Chip designer Advanced Micro Devices (AMD) said that it will acquire cloud Startup Pensando for 1.9 billion dollars. With this “mammoth” acquisition, it aims to boost its products in data centers and take advantage of the growing demand from the cloud and business sectors. AMD specifically stated that the value of the deal does not include working capital and other adjustments.
Pensando, which was founded in 2017 by a team of four former Cisco engineers, has Goldman Sachs as well as Microsoft’s Azure cloud module as well as its customers. The Startup is building a fully programmable processor and software platform, which helps business customers and data centers operate more like cloud data centers, such as Amazon’s Amazon Web Services.
In cloud computing, customers can order as much computing power as they need in different parts of the world with a few clicks while the software takes care of the mechanical redistribution of data to the correct “physical machines.”

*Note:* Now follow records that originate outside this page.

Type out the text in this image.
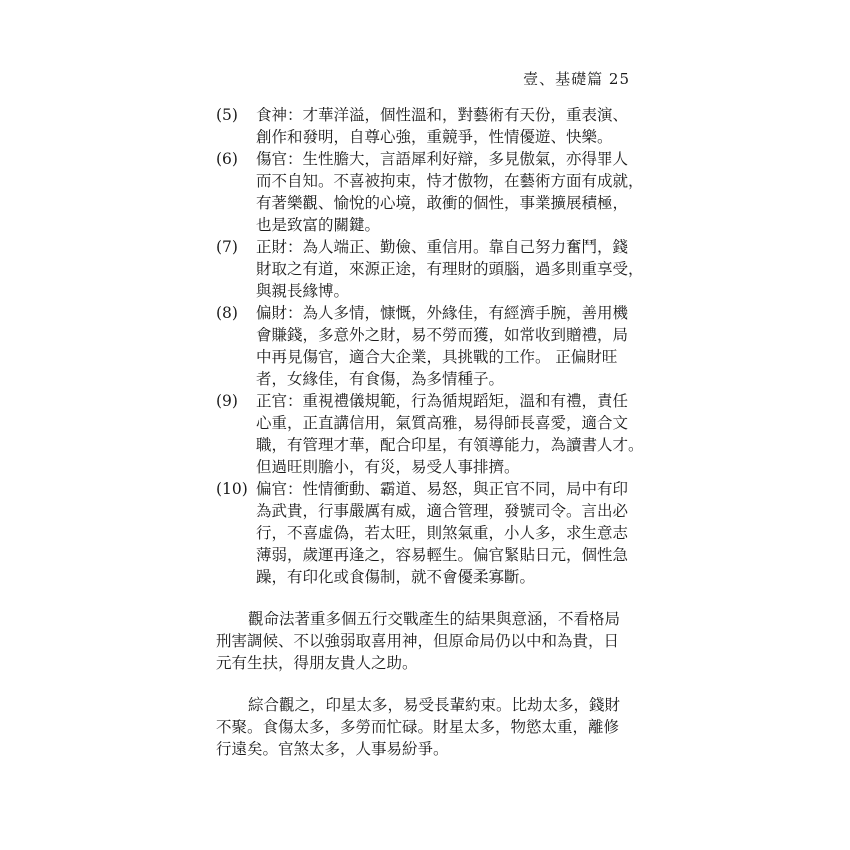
壹、基礎篇 25
(5)	食神：才華洋溢，個性溫和，對藝術有天份，重表演、
創作和發明，自尊心強，重競爭，性情優遊、快樂。
(6)	傷官：生性膽大，言語犀利好辯，多見傲氣，亦得罪人
而不自知。不喜被拘束，恃才傲物，在藝術方面有成就，
有著樂觀、愉悅的心境，敢衝的個性，事業擴展積極，
也是致富的關鍵。
(7)	正財：為人端正、勤儉、重信用。靠自己努力奮鬥，錢
財取之有道，來源正途，有理財的頭腦，過多則重享受，
與親長緣博。
(8)	偏財：為人多情，慷慨，外緣佳，有經濟手腕，善用機
會賺錢，多意外之財，易不勞而獲，如常收到贈禮，局
中再見傷官，適合大企業，具挑戰的工作。 正偏財旺
者，女緣佳，有食傷，為多情種子。
(9)	正官：重視禮儀規範，行為循規蹈矩，溫和有禮，責任
心重，正直講信用，氣質高雅，易得師長喜愛，適合文
職，有管理才華，配合印星，有領導能力，為讀書人才。
但過旺則膽小，有災，易受人事排擠。
(10) 偏官：性情衝動、霸道、易怒，與正官不同，局中有印
為武貴，行事嚴厲有威，適合管理，發號司令。言出必
行，不喜虛偽，若太旺，則煞氣重，小人多，求生意志
薄弱，歲運再逢之，容易輕生。偏官緊貼日元，個性急
躁，有印化或食傷制，就不會優柔寡斷。
觀命法著重多個五行交戰產生的結果與意涵，不看格局
刑害調候、不以強弱取喜用神，但原命局仍以中和為貴，日
元有生扶，得朋友貴人之助。
綜合觀之，印星太多，易受長輩約束。比劫太多，錢財
不聚。食傷太多，多勞而忙碌。財星太多，物慾太重，離修
行遠矣。官煞太多，人事易紛爭。
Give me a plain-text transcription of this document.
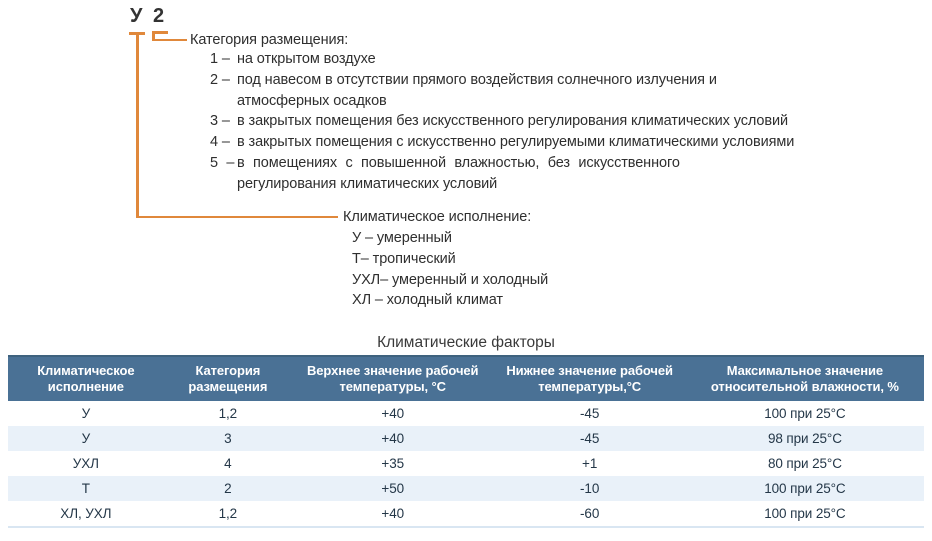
У 2
Категория размещения:
1 – на открытом воздухе
2 – под навесом в отсутствии прямого воздействия солнечного излучения и
атмосферных осадков
3 – в закрытых помещения без искусственного регулирования климатических условий
4 – в закрытых помещения с искусственно регулируемыми климатическими условиями
5 – в помещениях с повышенной влажностью, без искусственного
регулирования климатических условий
Климатическое исполнение:
У – умеренный
Т– тропический
УХЛ– умеренный и холодный
ХЛ – холодный климат
Климатические факторы
Климатическое исполнение	Категория размещения	Верхнее значение рабочей температуры, °С	Нижнее значение рабочей температуры,°С	Максимальное значение относительной влажности, %
У	1,2	+40	-45	100 при 25°С
У	3	+40	-45	98 при 25°С
УХЛ	4	+35	+1	80 при 25°С
Т	2	+50	-10	100 при 25°С
ХЛ, УХЛ	1,2	+40	-60	100 при 25°С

The lucrative chip business for data centers has a lot of competition against it like Intel and Nvidia. Just last month, in fact, Nvidia had released a new chip to accelerate AI operations in data centers.
The deal, which will allow AMD to add Pensando’s platform to its line of processors and graphics chips, is expected to be completed in the second quarter of 2022. Under its terms, both Pensando CEO Prem Jain and his team will be fully integrated into AMD’s Data Center Solutions Group.